Blog Śpiewająco po Opolu. Mieście piosenki, w którym nie ma mowy o nudzie

Śpiewająco po Opolu. Mieście piosenki, w którym nie ma mowy o nudzie

Upał, słońce, piękne piątkowe światło, tańczące nad dachami jerzyki zdają się piszczeć „wykorzystajcie ten weekend”. Opole jest miastem z długą historią, jednym z najstarszych miast w kraju. To tu miało swoją siedzibę księstwo opolsko-raciborskie, to tu archeolodzy natrafili na ślady dawnych słowiańskich grodów.

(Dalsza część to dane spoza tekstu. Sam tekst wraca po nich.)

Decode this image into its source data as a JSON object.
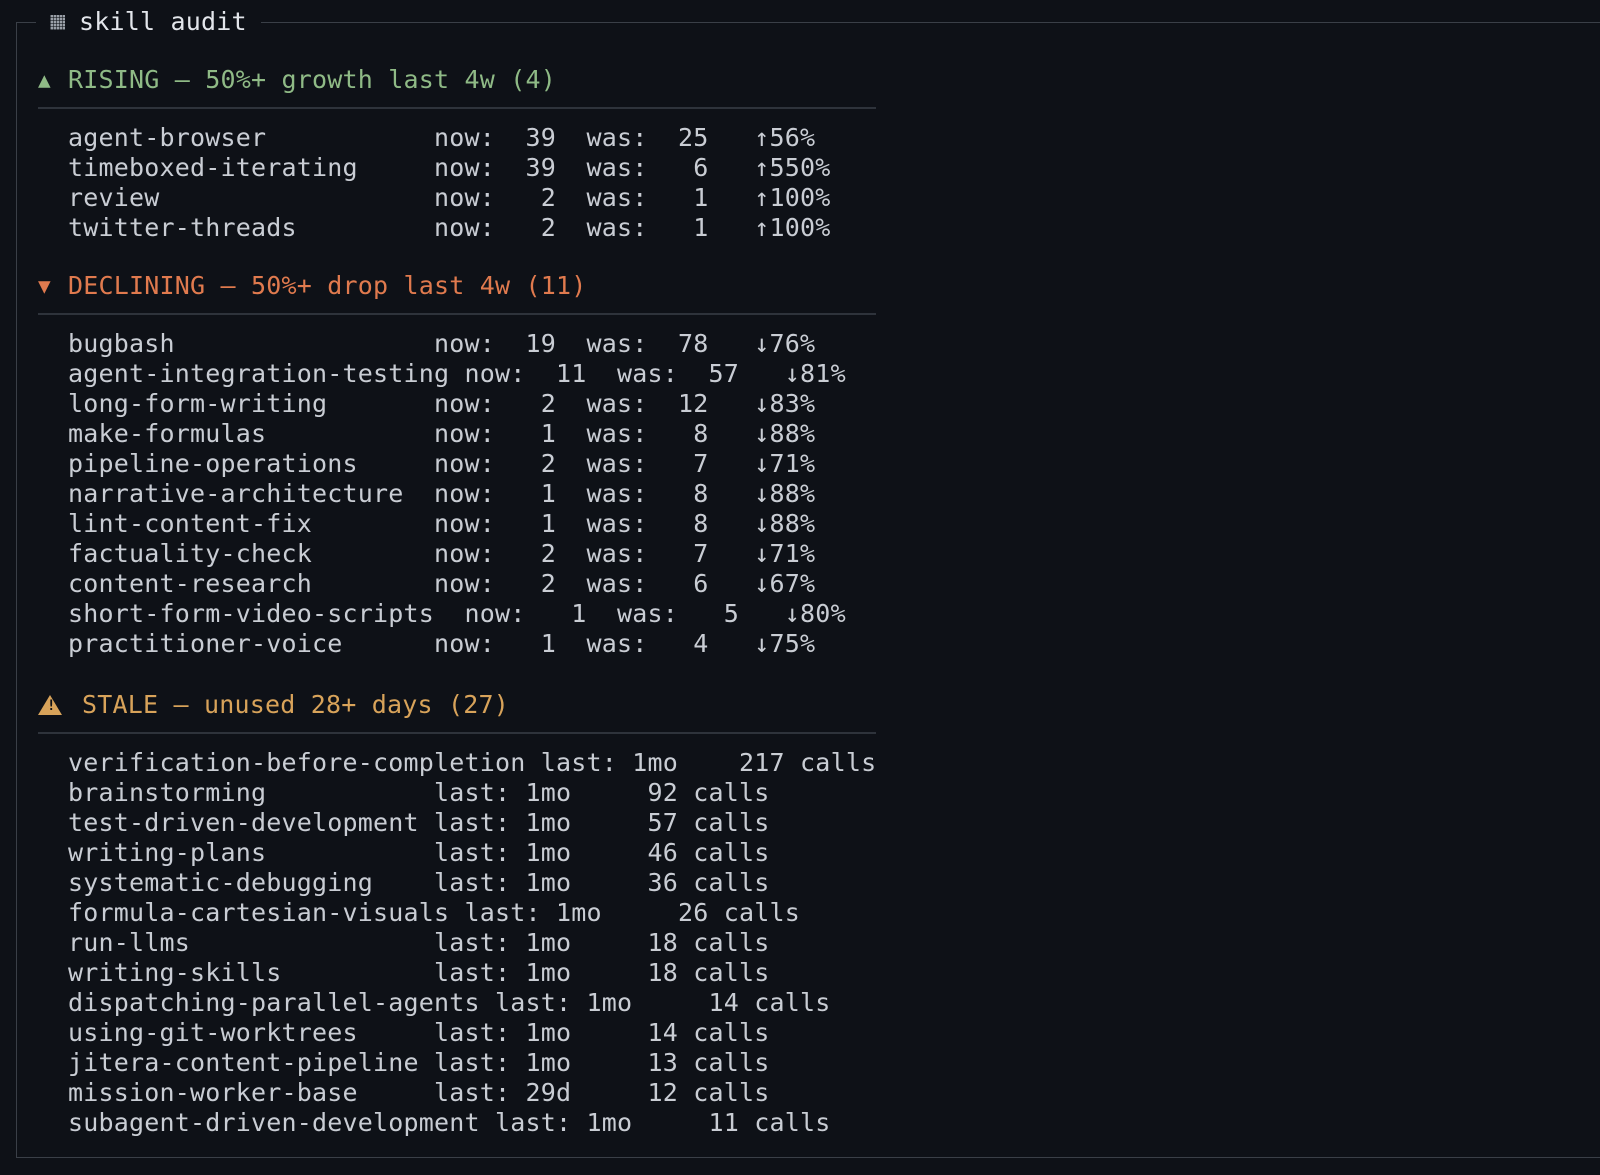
{
  "panel": {
    "icon": "panel-square-icon",
    "title": "skill audit"
  },
  "colors": {
    "background": "#0e1117",
    "border": "#3a3f47",
    "text": "#c9cdd4",
    "rising": "#8fba86",
    "declining": "#e07a4e",
    "stale": "#d8a35a"
  },
  "rising": {
    "icon": "triangle-up-icon",
    "glyph": "▲",
    "header": "RISING — 50%+ growth last 4w (4)",
    "rows": [
      "agent-browser           now:  39  was:  25   ↑56%",
      "timeboxed-iterating     now:  39  was:   6   ↑550%",
      "review                  now:   2  was:   1   ↑100%",
      "twitter-threads         now:   2  was:   1   ↑100%"
    ]
  },
  "declining": {
    "icon": "triangle-down-icon",
    "glyph": "▼",
    "header": "DECLINING — 50%+ drop last 4w (11)",
    "rows": [
      "bugbash                 now:  19  was:  78   ↓76%",
      "agent-integration-testing now:  11  was:  57   ↓81%",
      "long-form-writing       now:   2  was:  12   ↓83%",
      "make-formulas           now:   1  was:   8   ↓88%",
      "pipeline-operations     now:   2  was:   7   ↓71%",
      "narrative-architecture  now:   1  was:   8   ↓88%",
      "lint-content-fix        now:   1  was:   8   ↓88%",
      "factuality-check        now:   2  was:   7   ↓71%",
      "content-research        now:   2  was:   6   ↓67%",
      "short-form-video-scripts  now:   1  was:   5   ↓80%",
      "practitioner-voice      now:   1  was:   4   ↓75%"
    ]
  },
  "stale": {
    "icon": "warning-icon",
    "header": "STALE — unused 28+ days (27)",
    "rows": [
      "verification-before-completion last: 1mo    217 calls",
      "brainstorming           last: 1mo     92 calls",
      "test-driven-development last: 1mo     57 calls",
      "writing-plans           last: 1mo     46 calls",
      "systematic-debugging    last: 1mo     36 calls",
      "formula-cartesian-visuals last: 1mo     26 calls",
      "run-llms                last: 1mo     18 calls",
      "writing-skills          last: 1mo     18 calls",
      "dispatching-parallel-agents last: 1mo     14 calls",
      "using-git-worktrees     last: 1mo     14 calls",
      "jitera-content-pipeline last: 1mo     13 calls",
      "mission-worker-base     last: 29d     12 calls",
      "subagent-driven-development last: 1mo     11 calls"
    ]
  }
}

Jest więc miastem o ciekawej historii i wielu zabytków. Nie kilku a naprawdę wielu.

Gród nad Odrą bezsprzecznie kojarzy się z corocznym Festiwalem Piosenki Piosenki w Opolu, który organizowany jest tu od 1963 roku. Jest więc miastem piosenki i muzyki, co można dostrzec w wielu miejscach. W tym w multimedialnym muzeum, o którym potem. Opole jest też miastem, które swoim charakterystycznym położeniem w jednym miejscu nawiązuje do romantycznej Wenecji, a niektóre budowle wręcz kojarzą się z tymi, które można zobaczyć we Florencji. Przynajmniej tak to wyłapaliśmy. Jest więc miastem zaskakującym. Z pewnością wielu będzie zaskoczonych, że bez problemu można tu spędzić trzy weekendowe dni i nie czuć, że się nie wypełniło tego czasu. O tym m.in. w naszym materiale.

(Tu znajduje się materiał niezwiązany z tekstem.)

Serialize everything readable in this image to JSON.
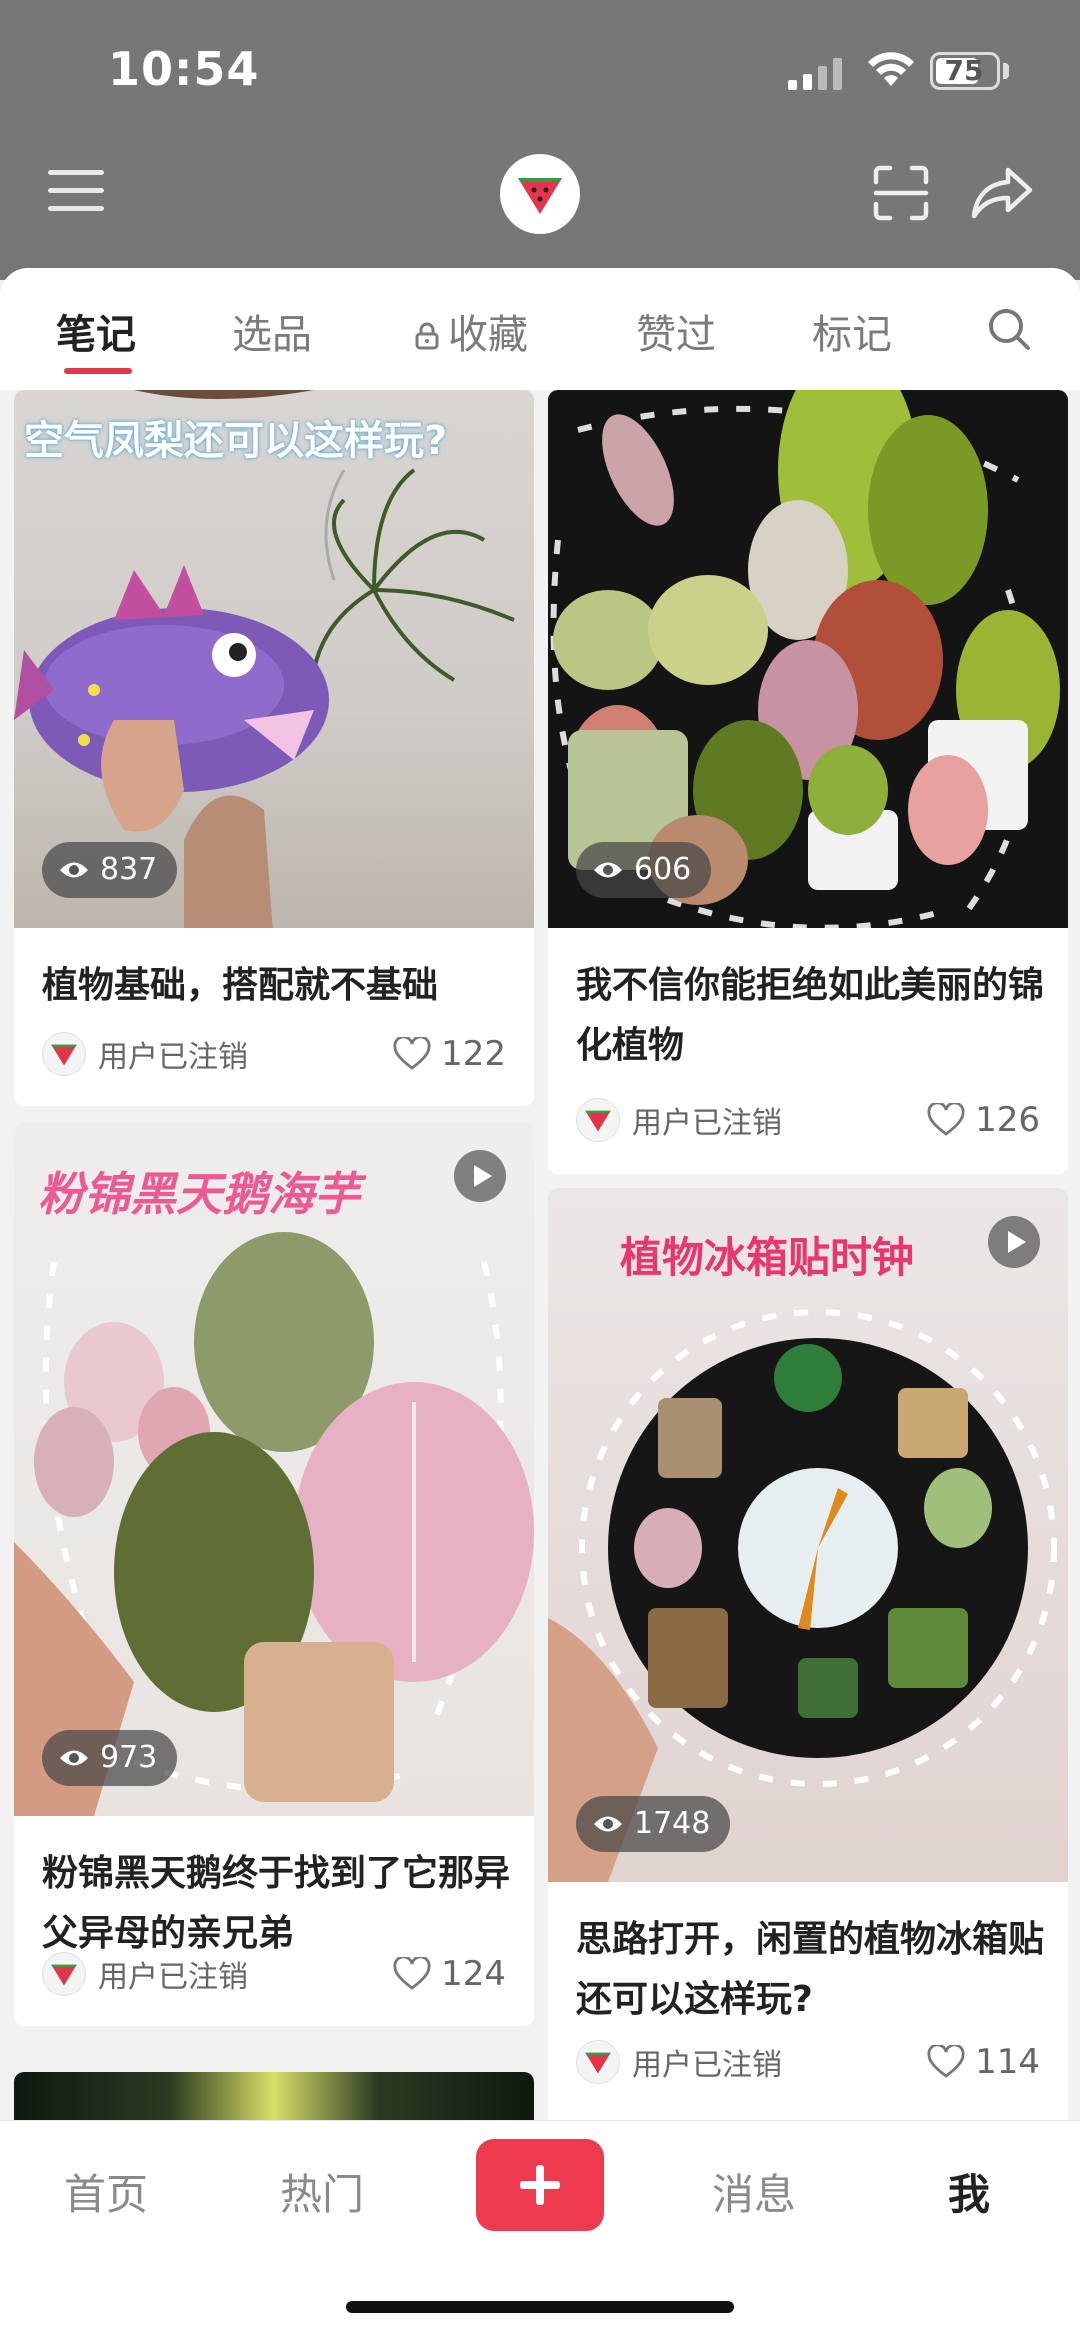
{
  "status_bar": {
    "time": "10:54",
    "battery": "75"
  },
  "tabs": [
    {
      "label": "笔记"
    },
    {
      "label": "选品"
    },
    {
      "label": "收藏"
    },
    {
      "label": "赞过"
    },
    {
      "label": "标记"
    }
  ],
  "posts": [
    {
      "overlay_text": "空气凤梨还可以这样玩?",
      "views": "837",
      "title": "植物基础，搭配就不基础",
      "author": "用户已注销",
      "likes": "122"
    },
    {
      "views": "606",
      "title": "我不信你能拒绝如此美丽的锦化植物",
      "author": "用户已注销",
      "likes": "126"
    },
    {
      "overlay_text": "粉锦黑天鹅海芋",
      "views": "973",
      "title": "粉锦黑天鹅终于找到了它那异父异母的亲兄弟",
      "author": "用户已注销",
      "likes": "124"
    },
    {
      "overlay_text": "植物冰箱贴时钟",
      "views": "1748",
      "title": "思路打开，闲置的植物冰箱贴还可以这样玩?",
      "author": "用户已注销",
      "likes": "114"
    }
  ],
  "bottom_nav": {
    "home": "首页",
    "hot": "热门",
    "messages": "消息",
    "me": "我"
  },
  "colors": {
    "accent": "#ee3a4f",
    "header_bg": "#777777"
  },
  "icons": [
    "menu-icon",
    "watermelon-logo-icon",
    "scan-icon",
    "share-icon",
    "lock-icon",
    "search-icon",
    "eye-icon",
    "play-icon",
    "heart-icon",
    "plus-icon"
  ]
}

<< Granice zaś naszego miasta mają być następujące: od brzegu rzeki Odry do kościoła NMP na wzgórzu, od gaju położonego przy przeprawie aż do studni przy drodze do Bytomia >>

Szukając linii wspólnych pomiędzy naszym miastem, Bytomiem a Opolem łatwo poruszać się po linii Piastów Śląskich. Którzy rezydowali i tutaj i tutaj. Przy czym książęta ze stolicy Górnego Śląska okazywali się dużo bardziej samodzielni, nieustępliwi i niezależni. Gród a potem średniowieczne miasto rozwijało się lawirując pomiędzy wpływami Polski, Niemiec i Czech na szlaku handlowym z Krakowa do Wrocławia, również przez Bytom (stąd dawna brama bytomska). Tam gdzie Odra dość intensywnie dzieliła się na kilka odnóg a na prawym brzegu występowały dwa lekkie wzgórza. Do dziś widoczne delikatnie w krajobrazie. Powstał gród, kościół potem lokowane było miasto. To 800 lat żywej historii, hucznie świętowane rok temu.

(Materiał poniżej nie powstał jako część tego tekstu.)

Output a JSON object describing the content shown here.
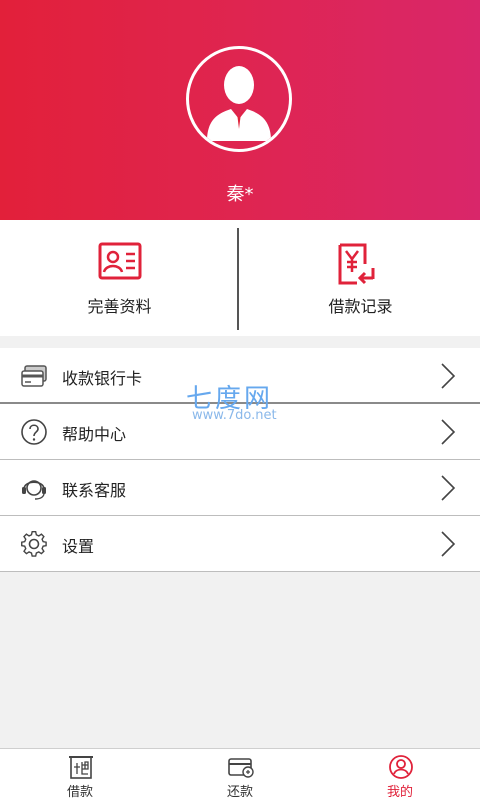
{
  "profile": {
    "username": "秦*"
  },
  "quick_actions": [
    {
      "label": "完善资料",
      "icon": "id-card-icon"
    },
    {
      "label": "借款记录",
      "icon": "loan-record-icon"
    }
  ],
  "menu": [
    {
      "label": "收款银行卡",
      "icon": "bank-card-icon"
    },
    {
      "label": "帮助中心",
      "icon": "help-icon"
    },
    {
      "label": "联系客服",
      "icon": "headset-icon"
    },
    {
      "label": "设置",
      "icon": "gear-icon"
    }
  ],
  "watermark": {
    "title": "七度网",
    "url": "www.7do.net"
  },
  "tabs": [
    {
      "label": "借款",
      "icon": "loan-tab-icon",
      "active": false
    },
    {
      "label": "还款",
      "icon": "repay-tab-icon",
      "active": false
    },
    {
      "label": "我的",
      "icon": "profile-tab-icon",
      "active": true
    }
  ],
  "colors": {
    "brand_red": "#e0223a",
    "brand_pink": "#d9266a",
    "background": "#f1f1f1"
  }
}
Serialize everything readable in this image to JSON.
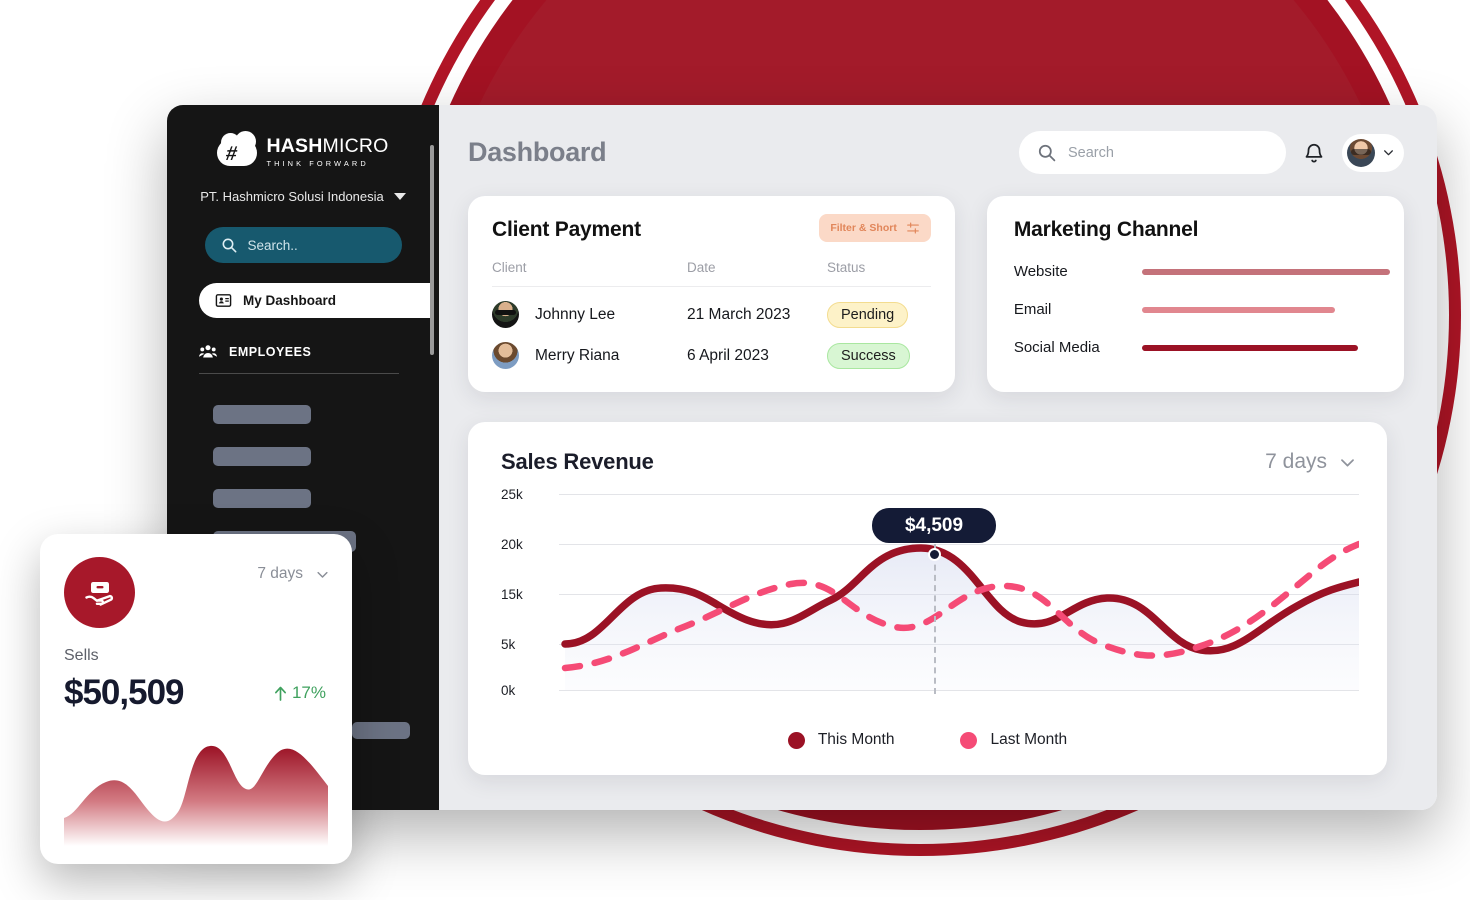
{
  "brand": {
    "logo_name_bold": "HASH",
    "logo_name_light": "MICRO",
    "logo_tagline": "THINK FORWARD",
    "logo_glyph": "#",
    "accent_red": "#a7182a",
    "accent_pink": "#f54b76",
    "sidebar_bg": "#151515",
    "search_bg": "#17596e"
  },
  "sidebar": {
    "company": "PT. Hashmicro Solusi Indonesia",
    "company_caret_icon": "chevron-down-icon",
    "search": {
      "placeholder": "Search..",
      "icon": "search-icon"
    },
    "nav_active": {
      "label": "My Dashboard",
      "icon": "dashboard-icon"
    },
    "section": {
      "label": "EMPLOYEES",
      "icon": "people-icon"
    },
    "placeholder_items": 5
  },
  "header": {
    "title": "Dashboard",
    "search": {
      "placeholder": "Search",
      "value": "",
      "icon": "search-icon"
    },
    "notification_icon": "bell-icon",
    "avatar_icon": "avatar",
    "avatar_caret_icon": "chevron-down-icon"
  },
  "client_payment": {
    "title": "Client Payment",
    "filter_button": {
      "label": "Filter & Short",
      "icon": "sliders-icon"
    },
    "columns": [
      "Client",
      "Date",
      "Status"
    ],
    "rows": [
      {
        "client": "Johnny Lee",
        "date": "21 March 2023",
        "status": "Pending",
        "status_type": "pending"
      },
      {
        "client": "Merry Riana",
        "date": "6 April 2023",
        "status": "Success",
        "status_type": "success"
      }
    ]
  },
  "marketing_channel": {
    "title": "Marketing Channel",
    "chart_data": {
      "type": "bar",
      "orientation": "horizontal",
      "title": "Marketing Channel",
      "categories": [
        "Website",
        "Email",
        "Social Media"
      ],
      "values": [
        100,
        78,
        87
      ],
      "colors": [
        "#c4727a",
        "#e1878f",
        "#9b1225"
      ],
      "xlabel": "",
      "ylabel": "",
      "xlim": [
        0,
        100
      ],
      "grid": false,
      "legend": "none"
    }
  },
  "sales_revenue": {
    "title": "Sales Revenue",
    "range": {
      "label": "7 days",
      "icon": "chevron-down-icon"
    },
    "tooltip_value": "$4,509",
    "legend": [
      {
        "label": "This Month",
        "color": "#9b1225"
      },
      {
        "label": "Last Month",
        "color": "#f54b76"
      }
    ],
    "chart_data": {
      "type": "line",
      "title": "Sales Revenue",
      "xlabel": "",
      "ylabel": "",
      "ytick_labels": [
        "25k",
        "20k",
        "15k",
        "5k",
        "0k"
      ],
      "ylim": [
        0,
        25000
      ],
      "grid": true,
      "legend": "bottom-center",
      "annotation": {
        "text": "$4,509",
        "x_index": 3,
        "series": "This Month"
      },
      "x": [
        0,
        1,
        2,
        3,
        4,
        5,
        6,
        7,
        8,
        9,
        10
      ],
      "series": [
        {
          "name": "This Month",
          "color": "#9b1225",
          "style": "solid",
          "values": [
            5000,
            12000,
            17000,
            16000,
            11000,
            21000,
            14500,
            16500,
            12500,
            11000,
            19500
          ]
        },
        {
          "name": "Last Month",
          "color": "#f54b76",
          "style": "dashed",
          "values": [
            3000,
            6500,
            11000,
            15500,
            17000,
            15500,
            10500,
            16500,
            10000,
            9500,
            21500
          ]
        }
      ]
    }
  },
  "sells_card": {
    "icon": "money-hand-icon",
    "range": {
      "label": "7 days",
      "icon": "chevron-down-icon"
    },
    "label": "Sells",
    "value": "$50,509",
    "delta": "17%",
    "delta_icon": "arrow-up-icon",
    "delta_color": "#3fa15e",
    "chart_data": {
      "type": "area",
      "title": "Sells",
      "xlabel": "",
      "ylabel": "",
      "x": [
        0,
        1,
        2,
        3,
        4,
        5,
        6,
        7,
        8
      ],
      "values": [
        18,
        52,
        60,
        30,
        22,
        76,
        58,
        66,
        40
      ],
      "color": "#a7182a",
      "grid": false,
      "legend": "none"
    }
  }
}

Opole ma też wiele miejsc, gdzie można odpocząć na łonie natury i mnóstwo urokliwych zakamarków. Jest więc miastem zielonym i przyjaznym spacerom. Tak szczerze to dzięki rzece i wyspie Bolko na niej. Opole to miasto, którego najważniejsze punkty zlokalizowane są bardzo blisko siebie, co bardzo ułatwia zwiedzanie. Jest więc miastem kompaktowym. Wreszcie, Opole jest miastem, w którym wciąż coś się dziele. Festiwale, koncerty, imprezy plenerowe. To jego domena od maja do września. W istocie weekend, w którym byliśmy obfitował w aż 3: Festiwal Książki, Rock Festiwal i Hip Hop Festiwal. A to tylko te większe.

Prosimy Was, nie lekceważcie Opola, bo to miasto ma wiele twarzy, a my chcemy pokazać Wam te, które nam udało się odkryć podczas weekendu na tydzień przed kolejnym 56. już Krajowym Festiwalu Polskiej Piosenki w Opolu. Owszem, spacerowaliśmy nucąc od czasu do czasu hity lat 70-tych i 80-tych, których do dziś jestem wielką fanką.

Co zobaczyć w Opolu, spędzając tu np. weekend?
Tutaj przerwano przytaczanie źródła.